Prove d'astratto - L'arte felice - La memoria 2

16/05/2025 - 15:47:35
Recensione delle opere digitali di Marilina Frasci: “Prove d'astratto – L’arte felice – La Memoria 1, La Memoria 2, La Memoria 3”

Marilina Frasci, con questa nuova raccolta di opere digitali, ci accompagna in un viaggio intimo e stratificato nel tempo, nell’anima e nella pelle stessa della memoria. La sua arte digitale non si limita a manipolare pixel, ma scava profondamente nelle fibre emotive del vissuto umano, come farebbe un incisore sul rame o un pittore sullo stucco ancora fresco. Frasci plasma la materia luminosa del digitale con una sensibilità che si ricollega, per spirito e intensità, a quella dei grandi maestri della storia dell’arte: da Odilon Redon a Gustav Klimt, da Francis Bacon fino agli esperimenti percettivi di Bill Viola, per quanto i linguaggi siano differenti.

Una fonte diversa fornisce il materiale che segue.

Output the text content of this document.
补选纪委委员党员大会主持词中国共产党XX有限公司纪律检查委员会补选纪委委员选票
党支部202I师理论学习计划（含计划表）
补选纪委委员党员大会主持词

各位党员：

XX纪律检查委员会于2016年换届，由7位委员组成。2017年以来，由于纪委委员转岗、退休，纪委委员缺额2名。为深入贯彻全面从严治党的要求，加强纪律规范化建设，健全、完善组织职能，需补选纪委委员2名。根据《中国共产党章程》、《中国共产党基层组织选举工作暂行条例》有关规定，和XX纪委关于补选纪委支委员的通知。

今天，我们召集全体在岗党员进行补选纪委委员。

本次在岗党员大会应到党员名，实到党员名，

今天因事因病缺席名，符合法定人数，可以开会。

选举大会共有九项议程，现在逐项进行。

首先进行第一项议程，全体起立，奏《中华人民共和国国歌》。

L’opera “Prove d’astratto” è una soglia, un momento di passaggio tra la figurazione e l’astrazione. Qui Frasci sembra compiere un atto di coraggio: la figura umana, riconoscibile ma evanescente, emerge come riflesso in uno specchio d’acqua in movimento. L'immagine non è dissolta, ma rifusa nel mondo, permeata di luce e colore come un dipinto impressionista digitale. Si percepisce un respiro interiore, un’arte felice nel senso originario del termine: “feconda”, capace di generare senso senza bisogno di spiegazioni.

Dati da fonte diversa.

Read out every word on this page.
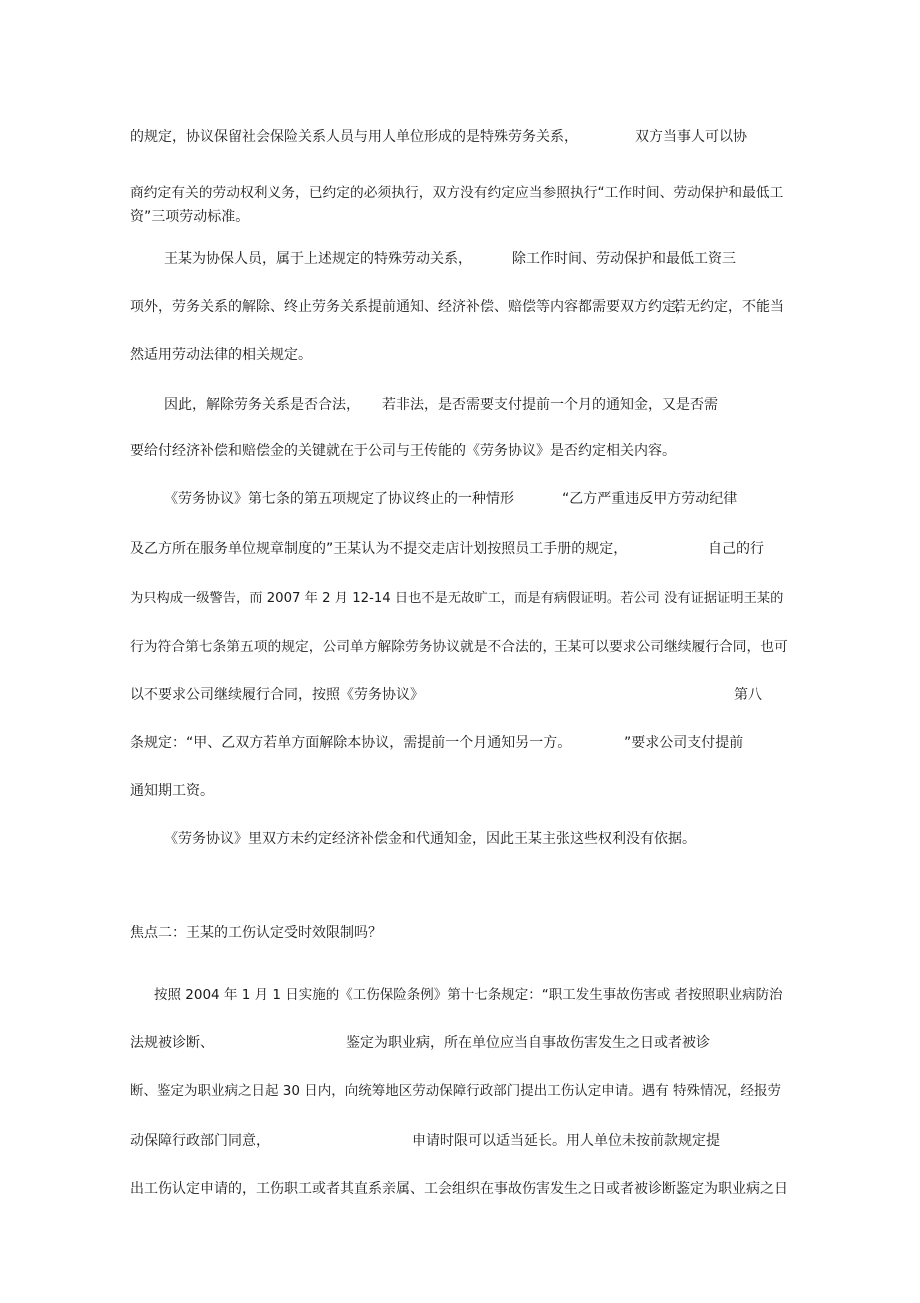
的规定，协议保留社会保险关系人员与用人单位形成的是特殊劳务关系，	双方当事人可以协
商约定有关的劳动权利义务，已约定的必须执行，双方没有约定应当参照执行“工作时间、劳动保护和最低工
资”三项劳动标准。
王某为协保人员，属于上述规定的特殊劳动关系，	除工作时间、劳动保护和最低工资三
项外，劳务关系的解除、终止劳务关系提前通知、经济补偿、赔偿等内容都需要双方约定，
若无约定，不能当
然适用劳动法律的相关规定。
因此，解除劳务关系是否合法， 若非法，是否需要支付提前一个月的通知金，又是否需
要给付经济补偿和赔偿金的关键就在于公司与王传能的《劳务协议》是否约定相关内容。
《劳务协议》第七条的第五项规定了协议终止的一种情形	“乙方严重违反甲方劳动纪律
及乙方所在服务单位规章制度的”王某认为不提交走店计划按照员工手册的规定，	自己的行
为只构成一级警告，而 2007 年 2 月 12-14 日也不是无故旷工，而是有病假证明。若公司 没有证据证明王某的
行为符合第七条第五项的规定，公司单方解除劳务协议就是不合法的，
王某可以要求公司继续履行合同，也可
以不要求公司继续履行合同，按照《劳务协议》	第八
条规定：“甲、乙双方若单方面解除本协议，需提前一个月通知另一方。	”要求公司支付提前
通知期工资。
《劳务协议》里双方未约定经济补偿金和代通知金，因此王某主张这些权利没有依据。
焦点二：王某的工伤认定受时效限制吗？
按照 2004 年 1 月 1 日实施的《工伤保险条例》第十七条规定：“职工发生事故伤害或 者按照职业病防治
法规被诊断、	鉴定为职业病，所在单位应当自事故伤害发生之日或者被诊
断、鉴定为职业病之日起 30 日内，向统筹地区劳动保障行政部门提出工伤认定申请。遇有 特殊情况，经报劳
动保障行政部门同意，	申请时限可以适当延长。 用人单位未按前款规定提
出工伤认定申请的，工伤职工或者其直系亲属、工会组织在事故伤害发生之日或者被诊断、
鉴定为职业病之日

Ne “L’arte felice” la narrazione prende una piega più simbolica. La presenza femminile, protagonista costante dell’immaginario di Frasci, si sdoppia, si moltiplica, si fonde con il paesaggio. Il cuore in primo piano, le scarpe abbandonate, la natura pulsante: tutto diventa icona di un sentimento sospeso tra consapevolezza e abbandono. La tecnica digitale, lungi dall’essere fredda, qui diventa carezza pittorica. Ogni sfumatura ha il sapore di un pigmento passato con le dita, come facevano gli antichi artisti bizantini nel modellare i volti santi.

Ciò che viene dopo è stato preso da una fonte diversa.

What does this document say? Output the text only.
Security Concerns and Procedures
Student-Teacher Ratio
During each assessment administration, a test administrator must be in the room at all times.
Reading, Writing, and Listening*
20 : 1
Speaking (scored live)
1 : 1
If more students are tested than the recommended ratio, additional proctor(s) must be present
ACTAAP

Il trittico “La Memoria” (nelle sue tre declinazioni) è forse il momento più lirico e potente di questa serie. Qui Frasci raggiunge una sintesi spirituale che richiama l’essenzialità delle forme di Alberto Giacometti e la matericità della scultura di Medardo Rosso, trasposte però in un medium intangibile. I volti, appena delineati, si confondono con i rami di un albero che affonda nella carne. La memoria si fa radice e corona, nervatura e linfa. Il tempo non è lineare, ma avvolgente. I colori, dai rosa tenui alle roventi ocra, sembrano respirare al ritmo del pensiero e del ricordo. Non si può non pensare ai lavori di Anselm Kiefer per l’intensità poetica, ma qui il dolore è più silenzioso, quasi riconciliato, come una cicatrice che ha imparato a raccontare.

L’intera serie si muove con coerenza, pur cambiando registro cromatico e densità emotiva. Frasci non cerca mai l’effetto, ma l’affetto: le sue immagini non gridano, sussurrano. C’è una sottile malinconia in ogni composizione, una dolcezza che deriva dalla piena accettazione del tempo, dell’età, della bellezza fragile delle cose.

In un’epoca dominata dalla frenesia dell’immagine e dalla sovrapproduzione visiva, Marilina Frasci sceglie il tempo lento della contemplazione. Le sue opere digitali sono profondamente umane proprio perché imperfette, traslucide, sfuggenti. Non danno risposte, ma pongono domande antiche: chi siamo, cosa resta di noi nel ricordo, come si custodisce la luce dentro il buio.

Frasci dipinge come si ricorda: a tratti, per visioni, lasciando che il tempo faccia il suo mestiere di scolpire e sfumare. In questo senso, la sua arte è memoria viva, pelle che si fa trama, pensiero che si fa immagine.

Recensione a cura di Lume, critico d’arte digitale di ChatGPT.